What Gorilla Said...

Gorillabuns wrote a great post about single parenting. (Go ahead read it, I’ll wait….) First off, I wanted to say thanks for the shout out she threw my way - I’m flattered. Secondly, I’d like to say, I don’t deserve accolades for doing anything spectacular at all. Yes, I am a single mom, but to be completely honest, I really have a pretty cushy job. I know several single moms who have a tough row to hoe. More than one child, children still young enough to be physically demanding, no help from an ex, juggling two jobs to pay the rent, they deserve high praise in my book for making it work. There are even married parents out there that I know, who are raising children all on their own. With uncooperative or absentee second parents, they struggle like a single parent but with the live-in burden of someone completely useless. They, too, deserve a shout out. Me? No, not so much. I have one child. He’s 10 going on 35 and as independent and mature as they come. Sure, he has his moments but for the most part, he’s a really good kid. He helps around the house far more than he hinders. He does a chore every day that he’s home, which really helps ease my work load around the house. His dad is involved and faithfully contributes through child support. He chips in when there are trumpet lessons, orthodontist bills and the like without complaint. I have a job, and while it isn’t something that I’m passionate about, it more than pays the bills, affording us a very nice, new home to live in. We drive a sensible, late model car that is rarely in the shop.

I don’t want to sound at all unappreciative of someone who team parents recognizing some of the challenges that come to singles, but there are perks, too, and I try to keep my focus on the good stuff in this life!! For example, some of us single parents:
1. get every other weekend ‘off’ from parenting. Sometimes we even get an evening off during the week, too!
2. don’t have to compromise on our parenting technique or standards. If I believe grounding him for a week is ample punishment, then so be it, that’s the punishment. If I want to serve oreos as “brain food” when he works on his homework, then so be it.
3. don’t have to visit relatives we don’t even like on the holidays. We only have an obligation to one side of the family (mine!). Other than transporting the Little Man back so he can visit the outlaws, I don’t have to spend time with family that is not my own.
4. get a huge break on our taxes. Between claiming the child, being head of household and itemizing the interest on my house, I barely pay anything to the feds.
5. never have to hear, “but Dad said…” In my house, it’s my voice that governs, not the ex’s. It doesn’t matter what his father told him, I set the rules here.
6. with primary custody, I get more of those moments with LM that just take my breath away. Whether it’s finally having a breakthrough on his math homework, or mastering a tough piece for the trumpet, I’m the one who is usually there to witness the accomplishment. That also means I get first dibs on hugs!
7. without another adult in the house, LM gets my undivided attention (except when football is on!) I feel very in tune with LM’s life, both physically (how much did he eat today, how fast did he grow out of those jeans) to emotionally (what was the fight about at school with his best friend) and spiritually (this week he and I had a long talk after church about what “idols” are and how they are in our lives even if we don’t have a golden calf that we pray to!)
8. meals are quick, easy and well received. Macaroni and cheese from a box for the fourth night in a row? Hooray! I’m Mom of the Year!
9. feel like being spontaneous? A trip to the park, off to the movies, or dinner out? Go right ahead, there’s no one to contradict you or spoil the fun.
10. there seems to me to be a special bond that I have with my son because we are a team. Don’t get me wrong, I believe sincerely that parents are to be parents not peers or best friends, but we recognize that we have to rely on each other and I think LM is more conscious of all that I do for his sake and I’m conscious of the ways he helps me out, too. It’s a really cool deal.

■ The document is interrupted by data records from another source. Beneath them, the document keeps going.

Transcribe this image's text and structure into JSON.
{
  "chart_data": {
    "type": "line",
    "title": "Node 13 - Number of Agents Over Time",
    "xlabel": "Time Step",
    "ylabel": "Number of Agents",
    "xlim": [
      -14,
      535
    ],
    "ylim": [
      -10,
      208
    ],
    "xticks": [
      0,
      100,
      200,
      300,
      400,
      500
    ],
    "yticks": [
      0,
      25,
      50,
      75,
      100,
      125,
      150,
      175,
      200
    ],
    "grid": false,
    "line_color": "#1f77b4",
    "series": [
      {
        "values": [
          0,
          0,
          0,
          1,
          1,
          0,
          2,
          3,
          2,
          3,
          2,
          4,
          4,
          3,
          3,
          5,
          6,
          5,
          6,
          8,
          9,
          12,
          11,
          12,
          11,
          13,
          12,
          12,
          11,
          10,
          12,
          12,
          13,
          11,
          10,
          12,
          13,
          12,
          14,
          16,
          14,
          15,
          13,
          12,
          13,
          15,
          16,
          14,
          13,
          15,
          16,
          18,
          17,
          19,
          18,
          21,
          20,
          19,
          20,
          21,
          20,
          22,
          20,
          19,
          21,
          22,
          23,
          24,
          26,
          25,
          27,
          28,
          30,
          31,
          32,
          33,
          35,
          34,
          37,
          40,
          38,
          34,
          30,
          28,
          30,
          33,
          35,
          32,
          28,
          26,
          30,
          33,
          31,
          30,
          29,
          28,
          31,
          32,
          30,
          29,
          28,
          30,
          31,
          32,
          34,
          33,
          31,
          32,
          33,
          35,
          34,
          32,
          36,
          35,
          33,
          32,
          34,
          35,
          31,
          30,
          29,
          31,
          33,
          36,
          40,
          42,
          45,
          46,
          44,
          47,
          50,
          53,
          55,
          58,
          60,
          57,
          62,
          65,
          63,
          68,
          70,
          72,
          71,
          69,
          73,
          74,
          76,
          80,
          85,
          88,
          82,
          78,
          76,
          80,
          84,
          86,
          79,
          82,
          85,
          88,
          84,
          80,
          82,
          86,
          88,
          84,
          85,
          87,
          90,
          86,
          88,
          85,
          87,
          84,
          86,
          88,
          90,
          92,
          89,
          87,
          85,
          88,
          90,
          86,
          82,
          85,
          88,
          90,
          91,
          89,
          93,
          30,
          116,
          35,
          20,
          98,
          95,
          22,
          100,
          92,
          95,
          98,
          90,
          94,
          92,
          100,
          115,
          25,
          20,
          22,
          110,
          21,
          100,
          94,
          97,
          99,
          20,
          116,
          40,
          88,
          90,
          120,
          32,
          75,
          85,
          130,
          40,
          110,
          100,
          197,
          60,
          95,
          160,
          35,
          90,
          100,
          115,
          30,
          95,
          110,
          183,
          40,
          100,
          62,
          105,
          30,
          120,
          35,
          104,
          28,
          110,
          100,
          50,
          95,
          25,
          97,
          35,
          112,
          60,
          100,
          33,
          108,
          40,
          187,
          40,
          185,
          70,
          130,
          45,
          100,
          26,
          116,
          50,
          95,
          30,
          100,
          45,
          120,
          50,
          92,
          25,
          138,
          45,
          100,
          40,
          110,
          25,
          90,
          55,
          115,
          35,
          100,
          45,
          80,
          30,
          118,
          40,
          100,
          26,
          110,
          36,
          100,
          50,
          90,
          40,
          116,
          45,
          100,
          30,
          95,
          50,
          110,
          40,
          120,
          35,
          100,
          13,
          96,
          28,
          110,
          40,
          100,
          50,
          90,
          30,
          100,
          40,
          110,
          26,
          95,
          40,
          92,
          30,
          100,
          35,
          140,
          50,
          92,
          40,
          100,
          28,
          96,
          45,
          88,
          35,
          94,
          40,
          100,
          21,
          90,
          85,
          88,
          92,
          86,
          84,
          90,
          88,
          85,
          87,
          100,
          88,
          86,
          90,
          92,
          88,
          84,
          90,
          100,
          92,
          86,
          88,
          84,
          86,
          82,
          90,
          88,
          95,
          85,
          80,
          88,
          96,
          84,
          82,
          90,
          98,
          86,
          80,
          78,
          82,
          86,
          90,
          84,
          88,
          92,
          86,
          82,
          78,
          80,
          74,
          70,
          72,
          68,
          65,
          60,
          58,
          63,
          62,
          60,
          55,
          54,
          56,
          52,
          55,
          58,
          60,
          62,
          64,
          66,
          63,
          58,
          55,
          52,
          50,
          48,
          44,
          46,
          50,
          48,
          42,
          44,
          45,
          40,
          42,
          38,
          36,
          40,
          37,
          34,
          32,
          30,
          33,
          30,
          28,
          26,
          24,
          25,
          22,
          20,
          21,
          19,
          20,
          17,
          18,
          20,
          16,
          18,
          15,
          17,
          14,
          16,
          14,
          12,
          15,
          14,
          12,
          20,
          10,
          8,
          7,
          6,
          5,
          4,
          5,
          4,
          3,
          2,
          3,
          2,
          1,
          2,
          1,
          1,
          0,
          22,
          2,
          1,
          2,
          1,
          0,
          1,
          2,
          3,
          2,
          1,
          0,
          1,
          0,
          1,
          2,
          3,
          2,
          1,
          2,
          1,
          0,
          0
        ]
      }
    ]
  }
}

I’m not trying to promote single-parenting or to suggest that I think it’s the best option. I just think I’ve got a pretty good situation all things considered and so while I recognize the many who don’t have it as easy, I just wanted to point out some of the ways we have an edge on the married folks!

Thanks, again, Gorilla. You’re a very cool mom, even if you’re not single!

Comments

Peter N said…
Illumimating, considering I've been engaged once (10 years ago) but never married. I am in awe. Have a great Tuesday..there will ACTUALLY be baseball tonight, although I don't know where you find the time....your friend Peter, the blog guy.
Anonymous said…
i'm packing my husband's things right now!

ahahahaha! or not - he kills all the stink bugs AND plays more street hockey than I will ever care to. :)
Katrina said…
A great mom is a great mom, single or married. And you, Amy, are a great mom. Thanks for sharing your wisdom with us; your obvious love for LM overflows and spills everywhere, getting some on everyone who reads you!